Не оставалось сомнений, что лорд Рэндал погиб от руки его «верной возлюбленной», а не просто съев, как следовало из других вариантов, что-то нехорошее. Сцена, где его охотничьи собаки шатаются перед тем, как упасть замертво, особенно преследовала меня, потому что в то время я любил собак. Прослушав эту балладу — а я снова и снова требовал повторить ее, я — поднимался к себе в спальню, испытывая неподдельный, но приятно щекочущий страх, и старался успокоиться перед сном, катая крохотные жемчужины из наплывов воска на подсвечнике.

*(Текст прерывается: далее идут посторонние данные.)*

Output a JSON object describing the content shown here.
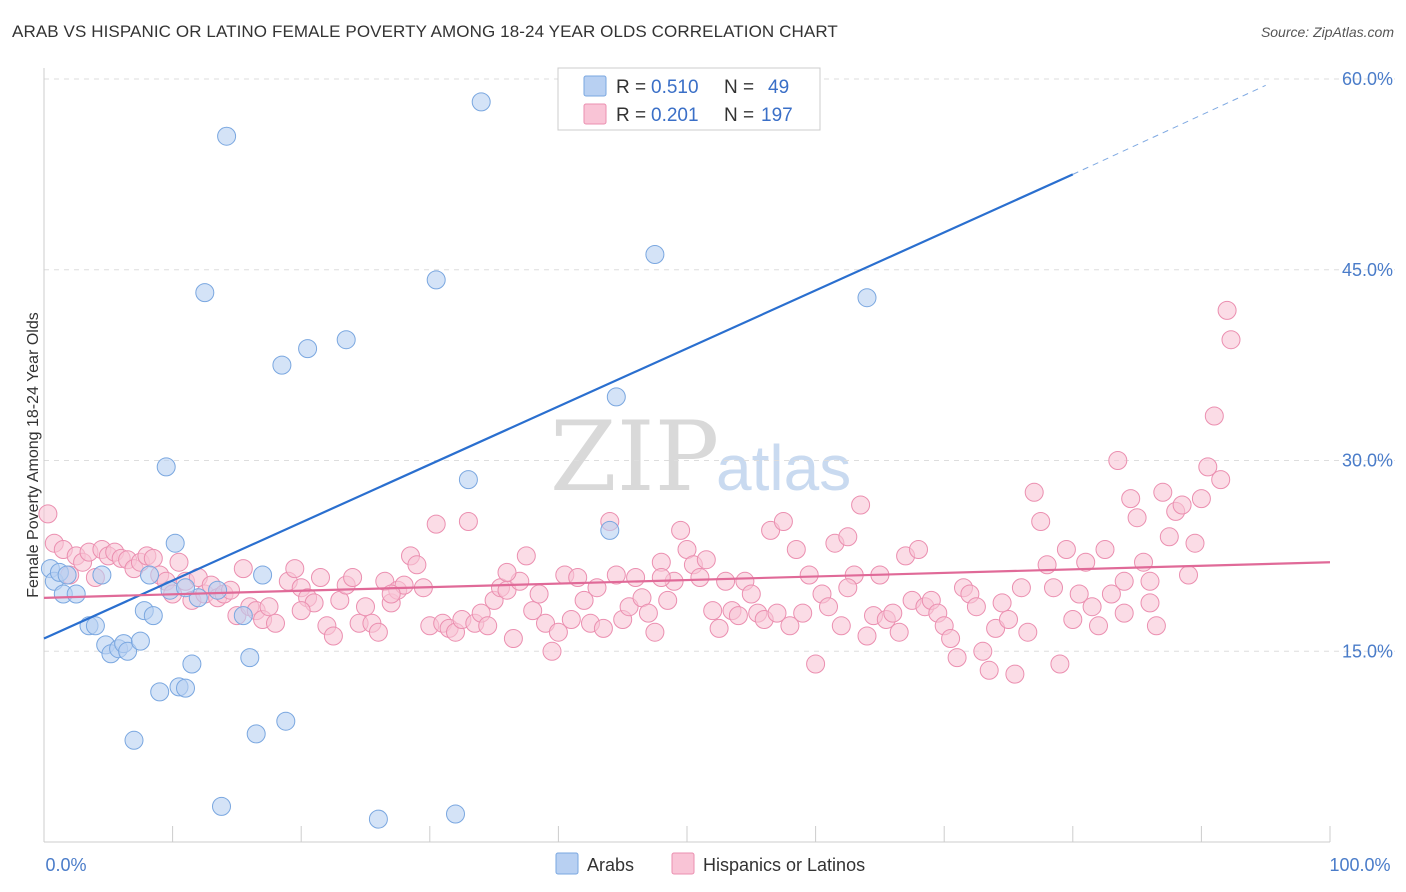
{
  "title": "ARAB VS HISPANIC OR LATINO FEMALE POVERTY AMONG 18-24 YEAR OLDS CORRELATION CHART",
  "source": "Source: ZipAtlas.com",
  "watermark": {
    "zip": "ZIP",
    "atlas": "atlas"
  },
  "colors": {
    "blue_fill": "#b8d0f2",
    "blue_stroke": "#7aa7e0",
    "blue_line": "#2a6fcf",
    "pink_fill": "#f9c4d6",
    "pink_stroke": "#eb8fb0",
    "pink_line": "#e06a98",
    "axis_text": "#4a7cc9",
    "grid": "#dddddd"
  },
  "legend_top": {
    "rows": [
      {
        "r_label": "R =",
        "r_value": "0.510",
        "n_label": "N =",
        "n_value": "49",
        "color": "blue"
      },
      {
        "r_label": "R =",
        "r_value": "0.201",
        "n_label": "N =",
        "n_value": "197",
        "color": "pink"
      }
    ]
  },
  "legend_bottom": {
    "items": [
      "Arabs",
      "Hispanics or Latinos"
    ]
  },
  "chart_data": {
    "type": "scatter",
    "title": "ARAB VS HISPANIC OR LATINO FEMALE POVERTY AMONG 18-24 YEAR OLDS CORRELATION CHART",
    "xlabel": "",
    "ylabel": "Female Poverty Among 18-24 Year Olds",
    "xlim": [
      0,
      100
    ],
    "ylim": [
      0,
      60
    ],
    "x_tick_labels": [
      "0.0%",
      "100.0%"
    ],
    "y_ticks": [
      15,
      30,
      45,
      60
    ],
    "y_tick_labels": [
      "15.0%",
      "30.0%",
      "45.0%",
      "60.0%"
    ],
    "grid": true,
    "legend_placement": "top-center",
    "series": [
      {
        "name": "Arabs",
        "r": 0.51,
        "n": 49,
        "trend": {
          "x0": 0,
          "y0": 16,
          "x1": 80,
          "y1": 52.5,
          "dashed_to_x": 95,
          "dashed_to_y": 59.5
        },
        "points": [
          [
            0.5,
            21.5
          ],
          [
            0.8,
            20.5
          ],
          [
            1.2,
            21.2
          ],
          [
            1.5,
            19.5
          ],
          [
            1.8,
            21
          ],
          [
            2.5,
            19.5
          ],
          [
            3.5,
            17
          ],
          [
            4,
            17
          ],
          [
            4.5,
            21
          ],
          [
            4.8,
            15.5
          ],
          [
            5.2,
            14.8
          ],
          [
            5.8,
            15.2
          ],
          [
            6.2,
            15.6
          ],
          [
            6.5,
            15
          ],
          [
            7,
            8
          ],
          [
            7.5,
            15.8
          ],
          [
            7.8,
            18.2
          ],
          [
            8.2,
            21
          ],
          [
            8.5,
            17.8
          ],
          [
            9,
            11.8
          ],
          [
            9.5,
            29.5
          ],
          [
            9.8,
            19.8
          ],
          [
            10.2,
            23.5
          ],
          [
            10.5,
            12.2
          ],
          [
            11,
            12.1
          ],
          [
            11.5,
            14
          ],
          [
            12,
            19.2
          ],
          [
            12.5,
            43.2
          ],
          [
            13.5,
            19.8
          ],
          [
            13.8,
            2.8
          ],
          [
            14.2,
            55.5
          ],
          [
            15.5,
            17.8
          ],
          [
            16,
            14.5
          ],
          [
            16.5,
            8.5
          ],
          [
            18.5,
            37.5
          ],
          [
            18.8,
            9.5
          ],
          [
            20.5,
            38.8
          ],
          [
            23.5,
            39.5
          ],
          [
            26,
            1.8
          ],
          [
            30.5,
            44.2
          ],
          [
            32,
            2.2
          ],
          [
            33,
            28.5
          ],
          [
            34,
            58.2
          ],
          [
            44,
            24.5
          ],
          [
            44.5,
            35
          ],
          [
            47.5,
            46.2
          ],
          [
            64,
            42.8
          ],
          [
            17,
            21
          ],
          [
            11,
            20
          ]
        ]
      },
      {
        "name": "Hispanics or Latinos",
        "r": 0.201,
        "n": 197,
        "trend": {
          "x0": 0,
          "y0": 19.2,
          "x1": 100,
          "y1": 22
        },
        "points": [
          [
            0.3,
            25.8
          ],
          [
            0.8,
            23.5
          ],
          [
            1.5,
            23
          ],
          [
            2,
            21
          ],
          [
            2.5,
            22.5
          ],
          [
            3,
            22
          ],
          [
            3.5,
            22.8
          ],
          [
            4,
            20.8
          ],
          [
            4.5,
            23
          ],
          [
            5,
            22.5
          ],
          [
            5.5,
            22.8
          ],
          [
            6,
            22.3
          ],
          [
            6.5,
            22.2
          ],
          [
            7,
            21.5
          ],
          [
            7.5,
            22
          ],
          [
            8,
            22.5
          ],
          [
            8.5,
            22.3
          ],
          [
            9,
            21
          ],
          [
            9.5,
            20.5
          ],
          [
            10,
            19.5
          ],
          [
            10.5,
            22
          ],
          [
            11,
            20.5
          ],
          [
            11.5,
            19
          ],
          [
            12,
            20.8
          ],
          [
            12.5,
            19.5
          ],
          [
            13,
            20.2
          ],
          [
            13.5,
            19.2
          ],
          [
            14,
            19.5
          ],
          [
            14.5,
            19.8
          ],
          [
            15,
            17.8
          ],
          [
            15.5,
            21.5
          ],
          [
            16,
            18.5
          ],
          [
            16.5,
            18.2
          ],
          [
            17,
            17.5
          ],
          [
            17.5,
            18.5
          ],
          [
            18,
            17.2
          ],
          [
            19,
            20.5
          ],
          [
            19.5,
            21.5
          ],
          [
            20,
            20
          ],
          [
            20.5,
            19.2
          ],
          [
            21,
            18.8
          ],
          [
            21.5,
            20.8
          ],
          [
            22,
            17
          ],
          [
            22.5,
            16.2
          ],
          [
            23,
            19
          ],
          [
            23.5,
            20.2
          ],
          [
            24,
            20.8
          ],
          [
            24.5,
            17.2
          ],
          [
            25,
            18.5
          ],
          [
            25.5,
            17.2
          ],
          [
            26,
            16.5
          ],
          [
            26.5,
            20.5
          ],
          [
            27,
            18.8
          ],
          [
            27.5,
            19.8
          ],
          [
            28,
            20.2
          ],
          [
            28.5,
            22.5
          ],
          [
            29,
            21.8
          ],
          [
            29.5,
            20
          ],
          [
            30,
            17
          ],
          [
            30.5,
            25
          ],
          [
            31,
            17.2
          ],
          [
            31.5,
            16.8
          ],
          [
            32,
            16.5
          ],
          [
            32.5,
            17.5
          ],
          [
            33,
            25.2
          ],
          [
            33.5,
            17.2
          ],
          [
            34,
            18
          ],
          [
            34.5,
            17
          ],
          [
            35,
            19
          ],
          [
            35.5,
            20
          ],
          [
            36,
            19.8
          ],
          [
            36.5,
            16
          ],
          [
            37,
            20.5
          ],
          [
            37.5,
            22.5
          ],
          [
            38,
            18.2
          ],
          [
            38.5,
            19.5
          ],
          [
            39,
            17.2
          ],
          [
            39.5,
            15
          ],
          [
            40,
            16.5
          ],
          [
            40.5,
            21
          ],
          [
            41,
            17.5
          ],
          [
            41.5,
            20.8
          ],
          [
            42,
            19
          ],
          [
            42.5,
            17.2
          ],
          [
            43,
            20
          ],
          [
            43.5,
            16.8
          ],
          [
            44,
            25.2
          ],
          [
            44.5,
            21
          ],
          [
            45,
            17.5
          ],
          [
            45.5,
            18.5
          ],
          [
            46,
            20.8
          ],
          [
            46.5,
            19.2
          ],
          [
            47,
            18
          ],
          [
            47.5,
            16.5
          ],
          [
            48,
            22
          ],
          [
            48.5,
            19
          ],
          [
            49,
            20.5
          ],
          [
            49.5,
            24.5
          ],
          [
            50,
            23
          ],
          [
            50.5,
            21.8
          ],
          [
            51,
            20.8
          ],
          [
            51.5,
            22.2
          ],
          [
            52,
            18.2
          ],
          [
            52.5,
            16.8
          ],
          [
            53,
            20.5
          ],
          [
            53.5,
            18.2
          ],
          [
            54,
            17.8
          ],
          [
            54.5,
            20.5
          ],
          [
            55,
            19.5
          ],
          [
            55.5,
            18
          ],
          [
            56,
            17.5
          ],
          [
            56.5,
            24.5
          ],
          [
            57,
            18
          ],
          [
            57.5,
            25.2
          ],
          [
            58,
            17
          ],
          [
            58.5,
            23
          ],
          [
            59,
            18
          ],
          [
            59.5,
            21
          ],
          [
            60,
            14
          ],
          [
            60.5,
            19.5
          ],
          [
            61,
            18.5
          ],
          [
            61.5,
            23.5
          ],
          [
            62,
            17
          ],
          [
            62.5,
            24
          ],
          [
            63,
            21
          ],
          [
            63.5,
            26.5
          ],
          [
            64,
            16.2
          ],
          [
            64.5,
            17.8
          ],
          [
            65,
            21
          ],
          [
            65.5,
            17.5
          ],
          [
            66,
            18
          ],
          [
            66.5,
            16.5
          ],
          [
            67,
            22.5
          ],
          [
            67.5,
            19
          ],
          [
            68,
            23
          ],
          [
            68.5,
            18.5
          ],
          [
            69,
            19
          ],
          [
            69.5,
            18
          ],
          [
            70,
            17
          ],
          [
            70.5,
            16
          ],
          [
            71,
            14.5
          ],
          [
            71.5,
            20
          ],
          [
            72,
            19.5
          ],
          [
            72.5,
            18.5
          ],
          [
            73,
            15
          ],
          [
            73.5,
            13.5
          ],
          [
            74,
            16.8
          ],
          [
            74.5,
            18.8
          ],
          [
            75,
            17.5
          ],
          [
            75.5,
            13.2
          ],
          [
            76,
            20
          ],
          [
            76.5,
            16.5
          ],
          [
            77,
            27.5
          ],
          [
            77.5,
            25.2
          ],
          [
            78,
            21.8
          ],
          [
            78.5,
            20
          ],
          [
            79,
            14
          ],
          [
            79.5,
            23
          ],
          [
            80,
            17.5
          ],
          [
            80.5,
            19.5
          ],
          [
            81,
            22
          ],
          [
            81.5,
            18.5
          ],
          [
            82,
            17
          ],
          [
            82.5,
            23
          ],
          [
            83,
            19.5
          ],
          [
            83.5,
            30
          ],
          [
            84,
            20.5
          ],
          [
            84.5,
            27
          ],
          [
            85,
            25.5
          ],
          [
            85.5,
            22
          ],
          [
            86,
            18.8
          ],
          [
            86.5,
            17
          ],
          [
            87,
            27.5
          ],
          [
            87.5,
            24
          ],
          [
            88,
            26
          ],
          [
            88.5,
            26.5
          ],
          [
            89,
            21
          ],
          [
            89.5,
            23.5
          ],
          [
            90,
            27
          ],
          [
            90.5,
            29.5
          ],
          [
            91,
            33.5
          ],
          [
            91.5,
            28.5
          ],
          [
            92,
            41.8
          ],
          [
            92.3,
            39.5
          ],
          [
            86,
            20.5
          ],
          [
            84,
            18
          ],
          [
            62.5,
            20
          ],
          [
            48,
            20.8
          ],
          [
            36,
            21.2
          ],
          [
            27,
            19.5
          ],
          [
            20,
            18.2
          ]
        ]
      }
    ]
  }
}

В столовой всегда было полутемно, а ее стены увешаны картинами маслом. В гостиной — тесно от маленьких столиков, драпировок, ширм и шитых панно на резных ножках. Там стояло два застекленных шкафчика, заполненных всяческими «древностями» — веерами, табакерками для нюхательного табака, орехами с выпиленным узором, старинными монетами и медалями; некоторые из них ничем не примечательные, к примеру, заключенный в футляр, тщательно обложенный ватой и снабженный этикеткой обгорелый кончик трости, опираясь на которую, некий родственник совершил восхождение на Везувий, или прядь волос Вордсворта (подлинность под вопросом). Стандартный набор туристских трофеев еще не был определен; подарки, которые мой дядя Алик привозил после морских походов, были необычней и лучшего качества, нежели добыча участников современных круизов, и все это тщательно хранилось и давалось в руки только под присмотром старших, когда меня одолевала скука дождливых дней. Самым невероятным экспонатом этой коллекции была «Белая кровь» — сохраненная моим дедом проба крови пациента, умершего от какой-то формы острого малокровия. Она хранилась в стеклянном флаконе, помещенном в цилиндр из слоновой кости с завинчивающейся крышкой вместе с какими-то научными заметками, написанными неразборчивым почерком деда. Субстанция давно уже была не белой (если когда и была действительно таковой), а густой и коричневой. Когда спустя годы я, после смерти последней из теток, вступил во владение их имуществом, я тщетно пытался ощутить то мое детское восхищение.
Дом в Мидсомер-Нортоне был полон интересных запахов, не то что мой дом, где окна вечно были нараспашку, чтобы аромат отцовского табака и ингаляций от астмы, даже благоухание гиацинтов матери, вазы с которыми в пору их цветения стояли по всему дому, не проникал в комнаты. В Нортоне не водилось табаку, зато там вечно присутствовал неистребимый запах газа, масла для ламп, плесени и фруктов; в одной части дома пахло запущенной церковью, в другой — людным базаром. Собаки теток пахли сильней, чем собаки матери, у них еще был старый и злой какаду, от поддона клетки которого, пока его не вычистят, шла сильнейшая вонь. В конюшнях сохранился запах кожаной упряжи и лошадей, хотя у теток остались единственный пони и его попона. В каретном сарае несколько лет стоял и гнил брогам, издавая головокружительный запах.